I want to stand up and charge the stage. It’s such an overwhelming mix of feelings – this wretchedness on top of this exaltation and excitement. I get the sense a person can hold an infinity of feeling. It starts to make me feel physically bigger than myself. It’s making me giddy. It’s making me dizzy.
I move really quietly over to some friend of Barry’s with a note pad and get my name on the list. Then I sit back and watch what goes on, carried along on these sensations like a loose rowboat – or a piece of a loose rowboat that got cut in half -- on top of huge ocean swells.
Bass players, drummers, singers come and go. Leon tries out and does great. The bass players are just playing right on top of the same notes Barry’s got, just a few octaves lower. It’s driving me crazy. I can’t stand it. I can’t wait to go up. Finally they call me. I walk up, plug in. Barry hits it. Leon’s on the drums.
This tremendous sense of power hit me. I was so full of passion over breaking up with my girl and now it was going into the notes I was playing and the counterpoint I was finding. It was like the whole day was fated to put me on fire for this. I blew that room away so hard that even my competitors just looked at each other and they all saw each other felt, I was the guy.

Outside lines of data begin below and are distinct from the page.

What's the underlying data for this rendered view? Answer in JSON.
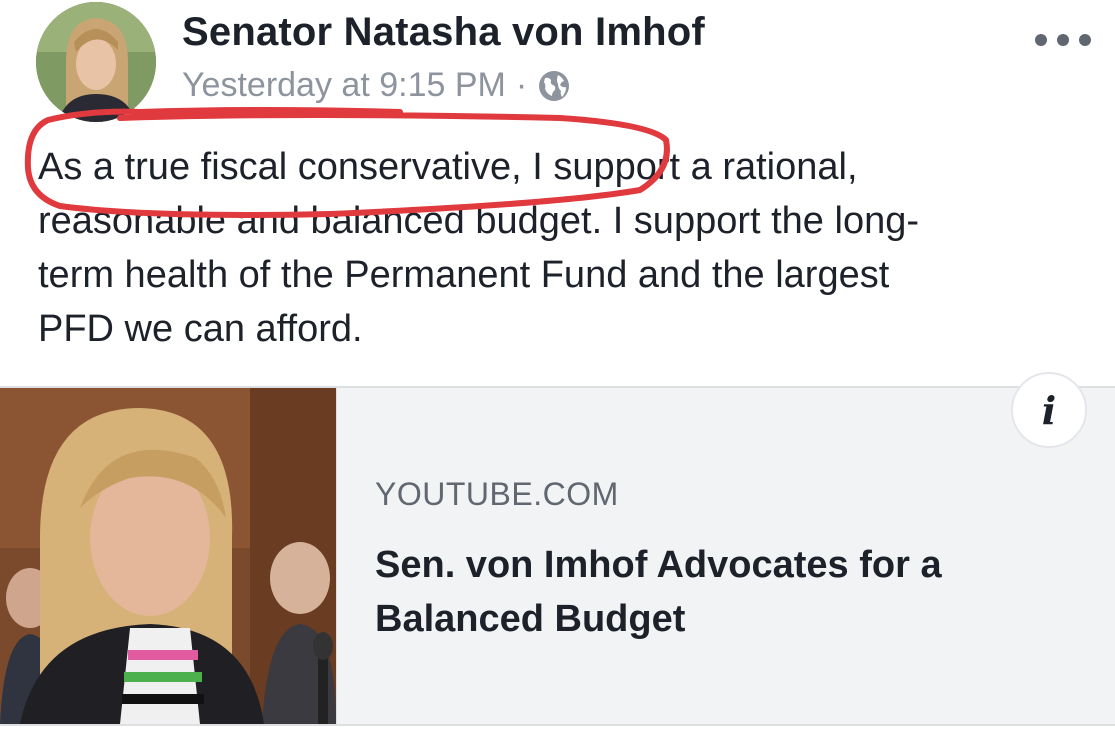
{
  "post": {
    "author": "Senator Natasha von Imhof",
    "timestamp": "Yesterday at 9:15 PM",
    "separator": "·",
    "privacy_icon": "globe-icon",
    "menu_icon": "more-options-icon",
    "text_lines": [
      "As a true fiscal conservative, I support a rational,",
      "reasonable and balanced budget. I support the long-",
      "term health of the Permanent Fund and the largest",
      "PFD we can afford."
    ]
  },
  "annotation": {
    "shape": "hand-drawn ellipse",
    "color": "#e0393e"
  },
  "link_card": {
    "domain": "YOUTUBE.COM",
    "title": "Sen. von Imhof Advocates for a Balanced Budget",
    "info_label": "i",
    "thumbnail": "woman-speaking-thumbnail"
  },
  "colors": {
    "name": "#1d2129",
    "meta": "#8d949e",
    "card_bg": "#f2f3f5",
    "annotation": "#e0393e"
  }
}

When you live a certain way, certain days come along and change the rest of your life. And when that happens it just kind of naturally shows you were right all along – waiting, believing, praying, hoping for that to happen. And that is quite an experience. The surprise that you were right about that stuff, that you were right you could do these things, that you could find what you needed in the world that was missing in yourself, and put that all together, and make the things happen that you thought you could, and where other people wonder how you got there and how you did it – it puts awe into you. Of course, that night, it was still just my belief, my hope, my faith, that that was what had happened. Nothing was proven yet.

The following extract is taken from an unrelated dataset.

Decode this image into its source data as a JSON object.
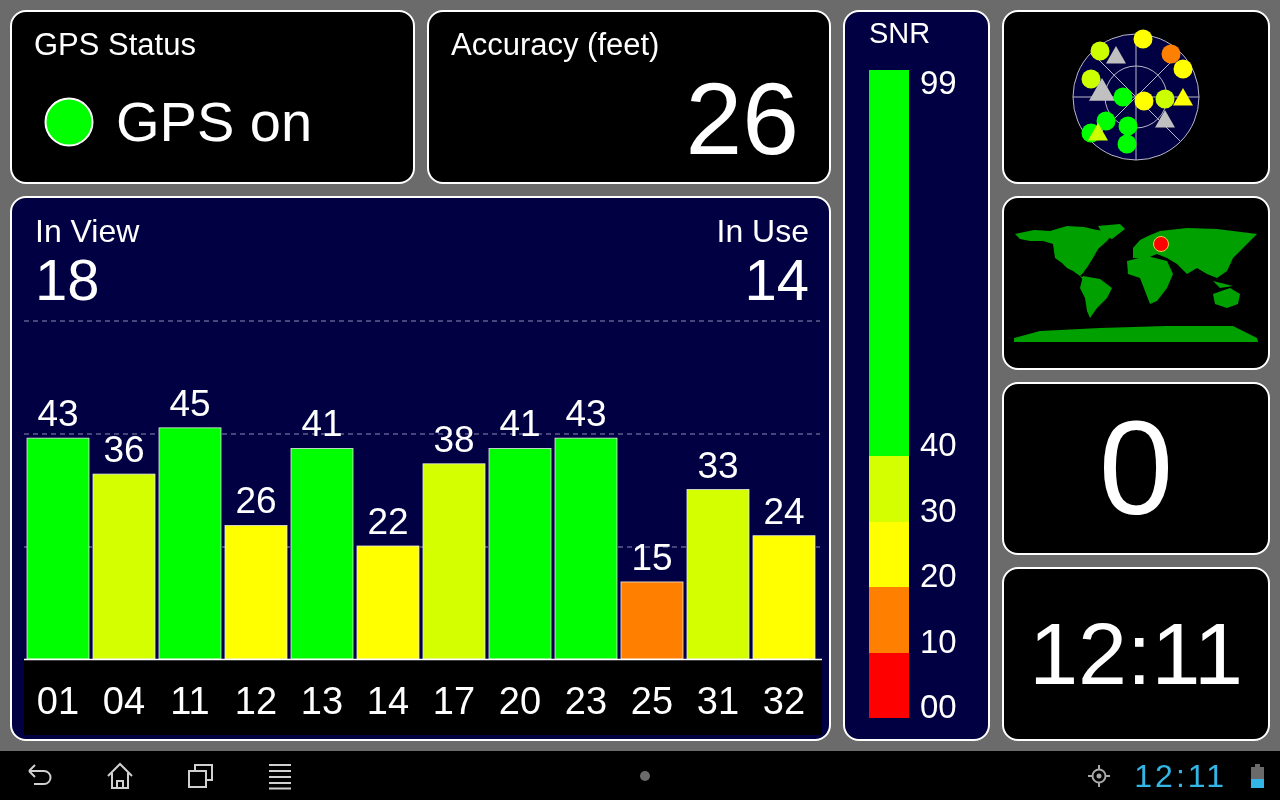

Leon did not get chosen. It hurt his feelings, and I felt like my friend had been dropped into a deep deep well and I didn’t know how to get him out. And who did get picked – Clay Hicks. Clay had outperformed Leon on the night, no question. But how could I tell Barry that I had a bad feeling about Clay based on one crazy car ride? Barry didn’t know Clay, didn’t know Leon – none of us knew each other yet.